Kuo has incorporated this work into various spaces, from office buildings to factory-turned art venues. Spanning as long as 24 feet, it creates an immersive environment for its audiences. A new iteration just debuted on Amsterdam Ave. in Harlem, where Kuo filled an empty storefront in collaboration with chashama—an organization that partners with property owners to nurture artists through unused real estate.
Kuo’s questing mind for urban patterns is best reflected in a poetic series, The Cemetery. Focusing on negative spaces within an urban area, he divorced tombstones from two New York City graveyards and presented viewers with a territory of death, a place that the living rarely notices. Memorials of loved ones who have passed away are turned into stars in Kuo’s astronomical imagery. We become stars after we die.
Kuo is not only interested in viewing the urban landscape from above, but also in reconstructing elements found in aerial photographs to create his own custom city skylines that are absurd and unlikely. In this playful recreation of the city, he collects and rearranges the usually unseen construction sites of urban infrastructure, such as half-built airports and piers, reshaping our imagination of the iconic New York City skyline. His depictions are far from reality, but as bold, super-tall skyscrapers sprout on Manhattan’s streets, they foretell the metamorphosis of the metropolitan skyline into something unfamiliar.
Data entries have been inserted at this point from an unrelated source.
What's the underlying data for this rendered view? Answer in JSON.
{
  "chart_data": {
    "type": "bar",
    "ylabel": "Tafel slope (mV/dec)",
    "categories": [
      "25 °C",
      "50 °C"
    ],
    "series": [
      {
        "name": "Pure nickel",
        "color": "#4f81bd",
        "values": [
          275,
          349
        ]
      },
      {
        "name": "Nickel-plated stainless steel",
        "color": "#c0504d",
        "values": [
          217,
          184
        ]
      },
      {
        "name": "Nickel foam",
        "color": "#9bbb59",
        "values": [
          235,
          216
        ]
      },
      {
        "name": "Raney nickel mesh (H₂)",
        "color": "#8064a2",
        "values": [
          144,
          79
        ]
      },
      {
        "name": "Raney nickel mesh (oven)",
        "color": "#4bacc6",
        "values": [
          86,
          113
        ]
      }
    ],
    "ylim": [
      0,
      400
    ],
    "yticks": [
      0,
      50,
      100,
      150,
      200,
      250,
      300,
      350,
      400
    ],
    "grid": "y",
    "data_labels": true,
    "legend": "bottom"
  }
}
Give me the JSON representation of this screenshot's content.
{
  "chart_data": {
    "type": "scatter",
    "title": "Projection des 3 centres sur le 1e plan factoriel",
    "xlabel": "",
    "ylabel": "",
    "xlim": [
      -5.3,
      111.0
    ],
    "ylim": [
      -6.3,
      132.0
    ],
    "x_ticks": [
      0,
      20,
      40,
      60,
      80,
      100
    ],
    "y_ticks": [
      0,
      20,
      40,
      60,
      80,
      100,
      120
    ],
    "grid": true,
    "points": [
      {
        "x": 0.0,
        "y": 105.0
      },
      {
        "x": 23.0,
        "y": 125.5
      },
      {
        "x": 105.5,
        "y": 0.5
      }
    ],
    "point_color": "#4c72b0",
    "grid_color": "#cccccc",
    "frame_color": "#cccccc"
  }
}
To Kuo, the urban skyline symbolizes “verticality of human desire”— one that is intense and never-ending, but Reconstruction encourages viewers to “rethink the imagery of a city and the way we see cities.”
Kuo turns cold, distant data into something that we, as urban dwellers with a tremendous sense of being overwhelmed, can relate to. “The view from a satellite is not a human one, nor is it one we were ever really meant to see,” said Jenny Odell, an artist who also works with satellite images and inspired Kuo, “But it is precisely from this inhuman point of view that we are able to read our own humanity, in all of its tiny, repetitive marks upon the face of the earth.”
Suburban Form continues at 1351 Amsterdam Ave. until April 8, 2017.
The article has been updated to more accurately reflect Kuo’s employment as an engineer.